RAG Performance Evaluation
As mentioned earlier, the Gendial platform provides a rich set of configuration options for the entire RAG process, allowing adjustments based on different document characteristics and business needs. But how can we evaluate whether the library and configured strategies are working as expected? That's when you need the right testing tools.
Retrieval Testing Tool
The Gendial platform offers a recall testing tool that can test the effectiveness of various stages of the process, from selecting the library to post-recall processing.
The recall testing tool can evaluate:
- Whether the vectorization strategy for the vector library is effective
- The large language model's understanding of the library description and document descriptions
- The selection strategy for multiple libraries
- Different recall strategies
- Post-recall processing strategies
The recall testing tool reveals key information in the RAG process:
- Total query time: The total time taken for the entire query
- Hit document fragments: The specific document slices and their count that were hit
- Returned context: The specific context returned (under the parent-child chunk vectorization strategy, when multiple child segments are hit, only the parent segment is returned; when enhanced context is enabled, both preceding and succeeding segments are returned)
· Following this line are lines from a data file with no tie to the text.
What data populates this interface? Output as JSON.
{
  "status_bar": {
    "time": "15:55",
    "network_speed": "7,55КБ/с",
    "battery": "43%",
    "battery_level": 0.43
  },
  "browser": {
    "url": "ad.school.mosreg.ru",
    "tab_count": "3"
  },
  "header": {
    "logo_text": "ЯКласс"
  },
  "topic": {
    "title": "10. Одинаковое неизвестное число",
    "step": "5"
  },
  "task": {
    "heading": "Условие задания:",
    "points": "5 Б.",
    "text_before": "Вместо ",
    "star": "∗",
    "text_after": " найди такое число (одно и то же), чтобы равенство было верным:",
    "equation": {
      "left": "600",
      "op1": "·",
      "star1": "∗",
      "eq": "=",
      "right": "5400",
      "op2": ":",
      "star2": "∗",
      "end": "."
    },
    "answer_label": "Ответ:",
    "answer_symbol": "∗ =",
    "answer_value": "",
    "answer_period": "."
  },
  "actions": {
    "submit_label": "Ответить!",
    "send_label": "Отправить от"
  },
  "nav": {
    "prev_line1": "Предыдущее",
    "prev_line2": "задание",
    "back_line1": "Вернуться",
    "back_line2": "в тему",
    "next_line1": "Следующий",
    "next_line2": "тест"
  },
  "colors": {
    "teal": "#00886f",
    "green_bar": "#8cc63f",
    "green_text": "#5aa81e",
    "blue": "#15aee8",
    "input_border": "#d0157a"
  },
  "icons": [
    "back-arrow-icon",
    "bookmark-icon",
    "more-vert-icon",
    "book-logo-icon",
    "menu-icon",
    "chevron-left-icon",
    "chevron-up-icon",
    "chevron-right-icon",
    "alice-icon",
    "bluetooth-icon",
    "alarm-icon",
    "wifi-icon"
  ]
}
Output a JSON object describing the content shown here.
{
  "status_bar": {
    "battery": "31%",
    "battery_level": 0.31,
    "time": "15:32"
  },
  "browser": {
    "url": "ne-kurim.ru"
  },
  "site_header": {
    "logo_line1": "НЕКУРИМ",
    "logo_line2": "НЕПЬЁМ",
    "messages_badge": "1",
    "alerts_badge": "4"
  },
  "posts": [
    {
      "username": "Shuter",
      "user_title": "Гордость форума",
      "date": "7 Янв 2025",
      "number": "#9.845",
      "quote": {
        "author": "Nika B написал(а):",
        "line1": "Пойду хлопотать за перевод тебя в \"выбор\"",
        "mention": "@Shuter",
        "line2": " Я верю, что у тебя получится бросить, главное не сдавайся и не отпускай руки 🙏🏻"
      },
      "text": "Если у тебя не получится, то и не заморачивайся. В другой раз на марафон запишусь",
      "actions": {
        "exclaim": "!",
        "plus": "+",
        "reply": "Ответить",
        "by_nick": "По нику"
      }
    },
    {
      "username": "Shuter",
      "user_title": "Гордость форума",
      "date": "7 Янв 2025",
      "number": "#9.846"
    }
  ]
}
- Vector similarity of the hit context: (Applicable only to the vector library) Shows the vector similarity of the segment, which can be used to adjust the recall strategy's vector similarity threshold.
- File description score of the hit document: (Applicable only to the document library) Shows the file's large language model score, which can be used to adjust the recall strategy's file score threshold.
💡 Tip: Start by setting smaller vector similarity and file score thresholds in the recall strategy configuration to ensure that at least some document segments are found, then gradually increase the threshold to exclude irrelevant segments and improve recall efficiency.
Using Gendial Agents for Automated Evaluation
While the recall testing tool provides valuable insights when testing single-query strategies such as vectorization and recall, it is inefficient for evaluating statistical results across a large number of questions and outcomes.
The simplest approach is to ask a group of people to score the answers—for example, have 1000 people evaluate if the large model's response is helpful. This way, you’ll get a rough idea of its performance. But honestly, this approach is unrealistic and not sustainable over time.
Moreover, every time you tweak the RAG system, the results might change. I know how hard it is to get domain experts to test your system. Maybe you can manage one or two tests, but you can't go asking experts every time you make small adjustments, right?
So, we need to come up with a smarter way. One idea is to skip the humans and use agents to evaluate the results—this is the "let agents be the judges" method. This way, you save time and effort, and you can test anytime, how convenient!
Using the Gendial platform, you can create an automated agent to assess RAG performance. Below are the basic steps to implement this:
- Provide an evaluation dataset: Prepare some questions and answers to test the RAG agent’s performance.
- Define an evaluation standard: Evaluation criteria can be based on business requirements, such as loyalty, relevance, completeness, etc. Set appropriate prompts for each criterion and use another (usually more powerful) large model for evaluation.
- Create an automated evaluation agent: This agent is responsible for reading each question, submitting it to the RAG agent with evaluation capabilities to generate an answer, and then submitting the generated answer along with the pre-set answer to the evaluation large model node for assessment.